Sixteen Horses is the debut novel by Greg Buchanan and it’s a pretty dark crime story. Any fan of detective novels will have read about lots of murders, probably including mutilations, but Sixteen Horses is a bit different. The victims of the crime aren’t people, they’re horses – 16 of them, of course.
Set in a dying seaside town, the heads of 16 horses are found, partially buried, all with one eye pointing to the sun. Who would kill and mutilate the horses, and why? Detective Alec Nichols and forensic vet, Cooper Allen, set out to investigate.
They encounter farmers and horse owners who all seem to have something to hide. There are missing horses, missing people, teenagers who are unwilling to talk and plenty of unreliable witnesses.
And then things start to get even worse… It seems they are investigating far more than 16 dead horses.
The rural seaside setting is suitably claustrophobic, and Alec Nichols and Cooper Allen seem almost as mysterious as their suspects. Alec is an unwilling single dad, who doesn’t understand his teenage son. Cooper has chosen to work with dead animals, rather than living ones.

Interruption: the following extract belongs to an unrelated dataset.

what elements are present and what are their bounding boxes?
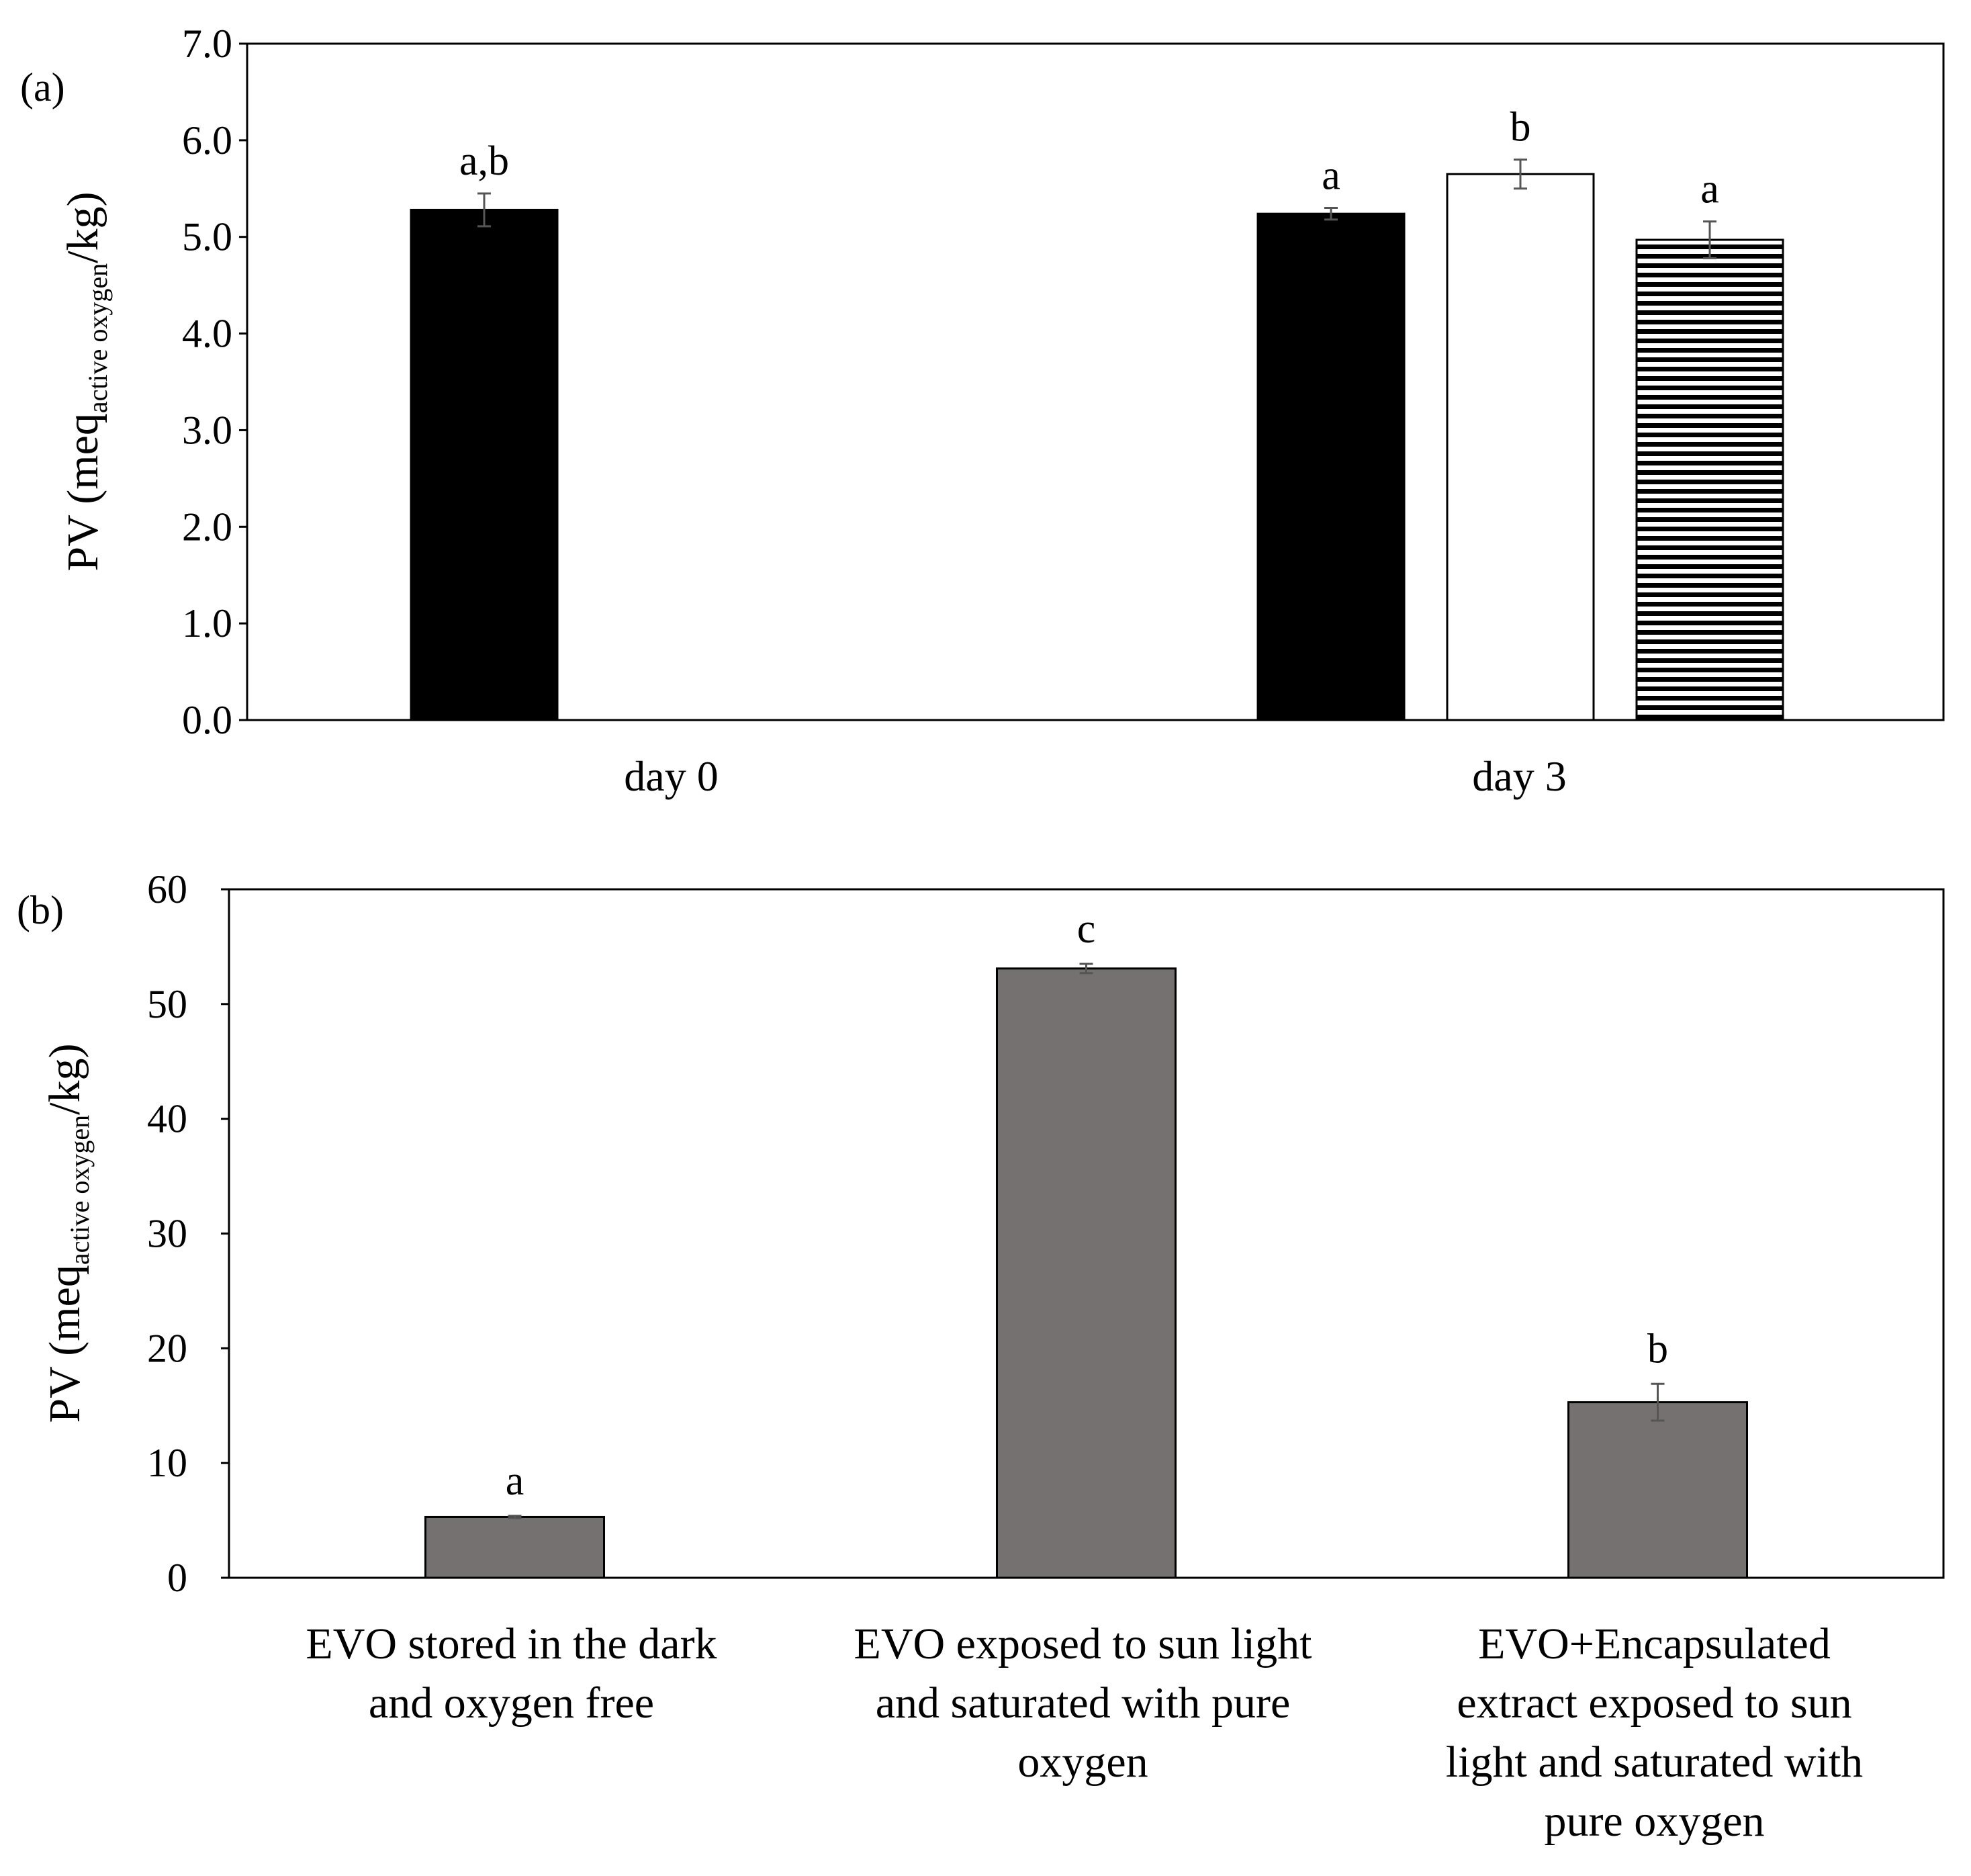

There are no particularly nice characters. I didn’t even warm to the two leads, but that all enhances the atmosphere of the story. It feels like literally anyone in the town could be responsible for what happened to the horses and what happened next.
I definitely didn’t see the ending coming and it was one of those which made me question myself and really think through what had happened, and what I might have missed along the way.
If you’re a fan of crime and detective stories, you will enjoy Sixteen Horses. It might be set in a small rural community, but it definitely isn’t cosy crime! It is dark, atmospheric and at times quite complex, but also pretty easy to read.